De haber sido un joven hermoso, de cuerpo musculoso, cabello quebrado negro, una barba partida y ojos color miel, con la enfermedad y las “curaciones” se había tornado en un escuálido esqueleto cubierto de pellejos y ojerosa mirada triste.
Sabía su destino y casi ya no hablaba.
—Sigue respirando demasiado rápido, mejor me doy una vuelta—, dijo Rosario en voz alta, tratando de que Jesús la escuchara, pero el asistente no respondió., seguía roncando a pierna suelta en un rincón del salón.
Mientras caminaba Rosario en dirección a la habitación, sus zapatos blancos de suela de hule rechinaban y se amplificaba el sonido ante el silencio del corredor.
Al entrar a donde estaba la cama 18 y para su sorpresa, vio que un hombre de unos cincuenta y tantos años, canoso y medio calvo estaba junto a la cama, observando al muchacho que respiraba agitadamente.
Rosario aclaró su garganta tratando de llamar la atención del hombre pero éste ni se inmutó.
—Señor, señor, ud. no puede estar aquí, no son horas de visita—, dijo la enfermera.
El hombre alzó la mirada, se le quedó viendo fijamente con sus ojos color miel, similares al del paciente, y volvió a ver al muchacho. No dijo palabra alguna.
Rosario tomó el timbre de emergencia para llamar a Jesús. Fue inútil, el asistente no llegó. Rosario, desesperada, tanto por la respiración acelerada del joven paciente como de la actitud desobediente del pariente que lo acompañaba, tomó el teléfono y marcó a la extensión del médico de guardia. Nadie respondió.
—Insisto, señor, estas no son horas autorizadas de visita, le suplico que se retire, voy por el médico de guardia y cuando él llegue, no quiero verlo a usted. Dijo Rosario en tono molesto y terminó: ¡Evíteme que pida a seguridad que lo retiren!
El hombre volvió a mirarla por fugaces segundos y regresó su vista hacia el muchacho.
Rosario salió de la habitación, fue por el asistente y logró traer al médico. Los tres fueron rápidamente a la cama 18. El hombre ya no estaba. La enfermera les comentó:
—Es extraño teníamos que haberlo visto salir. Es un solo pasillo.

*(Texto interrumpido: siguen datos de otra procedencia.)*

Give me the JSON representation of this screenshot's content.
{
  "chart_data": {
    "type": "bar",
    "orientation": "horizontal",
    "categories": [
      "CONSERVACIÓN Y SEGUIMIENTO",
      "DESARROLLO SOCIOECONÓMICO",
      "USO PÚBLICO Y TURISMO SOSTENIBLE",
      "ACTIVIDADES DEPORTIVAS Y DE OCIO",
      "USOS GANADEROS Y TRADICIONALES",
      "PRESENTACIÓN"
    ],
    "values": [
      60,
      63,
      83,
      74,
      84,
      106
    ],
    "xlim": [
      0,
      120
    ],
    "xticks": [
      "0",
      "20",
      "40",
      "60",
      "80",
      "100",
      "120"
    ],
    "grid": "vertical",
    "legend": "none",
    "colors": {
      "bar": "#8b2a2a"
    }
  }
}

El asistente dijo que había visto a un hombre entrar rumbo a la cama 18 pero que pensaba sería el Oncólogo, sin embargo, no lo vio salir.
—¡No! Repuso Rosario, el especialista me había llamado que no vendría.
El joven paciente ya no tenía signos vitales.
Después de confirmarlo, el médico de guardia pidió a Rosario que llamara a los familiares.
Se siguió el procedimiento de rutina. Subió la madre del joven paciente y su hermana. Una vez que terminaron de despedirse del difunto, Rosario se atrevió a preguntar por el Papá del muchacho.
—Su Padre falleció hace tres años—, dijo la afligida madre.
—¿Y el señor que vino a verlo hace rato?— preguntó la enfermera.
—¿Cuál señor? — Inquirió la hermana.
—Nadie pudo venir a visitarlo, estábamos las dos solas—, completó la madre.
—Un señor como de unos cincuenta y tantos años, canoso, medio calvo…tenía los ojos del mismo color que los de su hijo. Pensé que sería su padre—, expresó angustiada la enfermera.
—No puede ser, dijo la hermana, mi Papá era como usted lo describe, pero él ya se fue hace tres años. Es más…— y tomó de su bolso una cartera con fotografías, mostrándole la de su padre.
—-¡Es él! —, dijo sorprendida Rosario.
—¡Sí! —, aseguró el asistente de enfermero.
—¿Habrá venido por él? —, inquirió la madre en medio de sollozos.
Nadie pudo quitarle de la cabeza a Rosario que el paciente terminal de la cama 18 había tenido visita, en plena madrugada y sin autorización del médico.